O ponto central é que essas situações produzem efeitos jurídicos diferentes — e misturá-las leva a decisões ruins, tanto na gestão de risco quanto na condução de conflitos.
Tema 164: diferença posterior não significa multa automática
No Tema 164, o TST firmou a seguinte tese:
“O pagamento parcial ou a menor das verbas rescisórias, no prazo legal, em razão do reconhecimento de diferenças em juízo, por si só, não enseja o pagamento da multa prevista no art. 477, § 8º, da CLT.”
Esse entendimento é especialmente importante em contextos nos quais o cálculo rescisório depende de apuração posterior, como:
- comissões;
- remuneração variável;
- ajustes de aviso prévio proporcional;
- parcelas que demandam fechamento de informações após o desligamento.

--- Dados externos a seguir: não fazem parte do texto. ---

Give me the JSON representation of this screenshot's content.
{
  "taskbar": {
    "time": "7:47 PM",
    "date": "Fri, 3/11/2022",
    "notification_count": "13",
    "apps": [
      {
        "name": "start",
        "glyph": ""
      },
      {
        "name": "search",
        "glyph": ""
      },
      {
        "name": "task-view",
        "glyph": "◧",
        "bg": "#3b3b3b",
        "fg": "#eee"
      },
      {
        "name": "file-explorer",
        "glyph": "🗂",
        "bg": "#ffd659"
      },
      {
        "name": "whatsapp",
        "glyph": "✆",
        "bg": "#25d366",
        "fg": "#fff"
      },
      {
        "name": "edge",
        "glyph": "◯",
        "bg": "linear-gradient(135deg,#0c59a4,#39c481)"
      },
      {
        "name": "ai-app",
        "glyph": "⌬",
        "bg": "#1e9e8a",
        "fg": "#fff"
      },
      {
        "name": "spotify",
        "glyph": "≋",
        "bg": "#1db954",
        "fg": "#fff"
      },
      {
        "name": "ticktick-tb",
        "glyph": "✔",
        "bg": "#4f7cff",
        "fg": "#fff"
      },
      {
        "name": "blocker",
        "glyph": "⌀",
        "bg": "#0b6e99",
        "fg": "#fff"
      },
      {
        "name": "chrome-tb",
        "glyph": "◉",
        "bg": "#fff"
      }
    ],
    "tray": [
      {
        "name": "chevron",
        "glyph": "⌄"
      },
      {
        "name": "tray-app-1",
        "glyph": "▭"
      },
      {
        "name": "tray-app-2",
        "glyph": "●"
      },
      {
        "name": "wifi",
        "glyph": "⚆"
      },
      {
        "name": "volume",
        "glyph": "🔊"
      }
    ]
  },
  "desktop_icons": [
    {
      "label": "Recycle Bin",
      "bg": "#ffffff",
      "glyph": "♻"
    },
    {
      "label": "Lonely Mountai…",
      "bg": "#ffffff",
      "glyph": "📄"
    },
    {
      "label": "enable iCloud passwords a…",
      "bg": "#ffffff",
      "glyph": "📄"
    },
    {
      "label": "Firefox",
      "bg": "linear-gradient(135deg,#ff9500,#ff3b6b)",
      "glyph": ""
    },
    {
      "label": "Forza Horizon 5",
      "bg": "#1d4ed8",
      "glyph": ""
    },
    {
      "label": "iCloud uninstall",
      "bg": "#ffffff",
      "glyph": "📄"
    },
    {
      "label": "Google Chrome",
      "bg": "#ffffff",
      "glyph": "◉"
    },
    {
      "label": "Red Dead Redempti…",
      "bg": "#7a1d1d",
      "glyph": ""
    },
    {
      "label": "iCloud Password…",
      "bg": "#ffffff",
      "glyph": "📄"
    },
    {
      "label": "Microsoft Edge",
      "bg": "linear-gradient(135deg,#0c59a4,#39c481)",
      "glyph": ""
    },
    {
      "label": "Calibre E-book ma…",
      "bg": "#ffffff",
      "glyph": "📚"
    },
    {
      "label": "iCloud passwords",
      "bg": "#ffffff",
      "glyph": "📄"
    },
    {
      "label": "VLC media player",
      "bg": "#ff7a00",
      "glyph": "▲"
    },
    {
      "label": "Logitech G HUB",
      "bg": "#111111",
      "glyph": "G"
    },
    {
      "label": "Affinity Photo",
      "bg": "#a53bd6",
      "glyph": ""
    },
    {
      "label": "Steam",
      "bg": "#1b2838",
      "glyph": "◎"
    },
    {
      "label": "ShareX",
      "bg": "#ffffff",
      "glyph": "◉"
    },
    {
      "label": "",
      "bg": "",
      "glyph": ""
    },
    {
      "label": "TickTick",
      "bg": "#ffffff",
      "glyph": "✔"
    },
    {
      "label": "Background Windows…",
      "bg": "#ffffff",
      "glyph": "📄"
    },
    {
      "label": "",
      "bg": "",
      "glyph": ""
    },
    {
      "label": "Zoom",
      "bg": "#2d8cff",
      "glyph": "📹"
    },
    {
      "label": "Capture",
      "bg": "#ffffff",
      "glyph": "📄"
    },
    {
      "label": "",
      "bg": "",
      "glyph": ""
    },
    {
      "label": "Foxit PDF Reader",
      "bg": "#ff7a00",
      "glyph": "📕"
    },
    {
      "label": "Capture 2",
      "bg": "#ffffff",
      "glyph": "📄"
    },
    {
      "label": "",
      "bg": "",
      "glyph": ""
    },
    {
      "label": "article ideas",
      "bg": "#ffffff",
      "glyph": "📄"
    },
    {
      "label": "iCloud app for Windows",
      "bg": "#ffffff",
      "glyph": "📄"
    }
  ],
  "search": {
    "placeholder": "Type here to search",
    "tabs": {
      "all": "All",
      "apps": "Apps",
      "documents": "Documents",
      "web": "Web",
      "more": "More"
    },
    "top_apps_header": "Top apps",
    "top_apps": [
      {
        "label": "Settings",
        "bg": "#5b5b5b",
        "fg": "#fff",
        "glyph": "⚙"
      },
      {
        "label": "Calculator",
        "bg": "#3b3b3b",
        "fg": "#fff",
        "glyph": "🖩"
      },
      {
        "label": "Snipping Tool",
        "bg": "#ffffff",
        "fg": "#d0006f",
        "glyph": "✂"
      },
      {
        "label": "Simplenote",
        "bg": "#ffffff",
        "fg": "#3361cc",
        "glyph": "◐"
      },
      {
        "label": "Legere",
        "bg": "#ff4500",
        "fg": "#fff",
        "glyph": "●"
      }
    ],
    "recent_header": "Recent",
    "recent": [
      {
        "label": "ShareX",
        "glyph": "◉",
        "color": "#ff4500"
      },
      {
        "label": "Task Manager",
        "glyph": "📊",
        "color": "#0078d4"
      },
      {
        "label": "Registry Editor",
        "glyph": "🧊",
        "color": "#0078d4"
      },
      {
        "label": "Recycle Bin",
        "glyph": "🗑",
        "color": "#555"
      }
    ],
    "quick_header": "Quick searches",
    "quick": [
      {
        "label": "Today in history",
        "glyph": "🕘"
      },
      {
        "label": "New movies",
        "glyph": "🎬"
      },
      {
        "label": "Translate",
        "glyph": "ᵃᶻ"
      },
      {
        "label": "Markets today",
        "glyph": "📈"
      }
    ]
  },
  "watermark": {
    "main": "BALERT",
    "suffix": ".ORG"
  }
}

A mensagem prática do Tema 164 é clara: nem toda diferença paga depois representa mora apta a gerar multa. Se as verbas rescisórias principais foram quitadas no prazo legal, a existência de complemento posterior, por si só, não autoriza automaticamente a penalidade.
Isso não elimina o dever de correção rápida nem afasta discussões sobre diferenças devidas. Mas evita uma leitura excessivamente automática da multa.
Tema 186: atraso na homologação, por si só, não basta
No Tema 186, o TST enfrentou outra situação recorrente na prática rescisória: o atraso na homologação.
A tese firmada foi:
“O atraso na homologação da rescisão contratual, quando o pagamento das verbas rescisórias é efetuado dentro do prazo legal, não enseja, por si só, a incidência da multa do art. 477, § 8º, da CLT.”
Esse precedente ajuda a separar o que é irregularidade formal do que é mora efetiva quanto ao núcleo da obrigação rescisória.
Em outras palavras: se o pagamento foi tempestivo, o atraso homologatório isolado não é suficiente, por si só, para gerar a multa.
Para empresas, isso reforça uma premissa importante de gestão de risco: o processo rescisório deve ser tratado com disciplina, mas a análise jurídica precisa distinguir falhas que efetivamente geram penalidade daquelas que não a atraem automaticamente.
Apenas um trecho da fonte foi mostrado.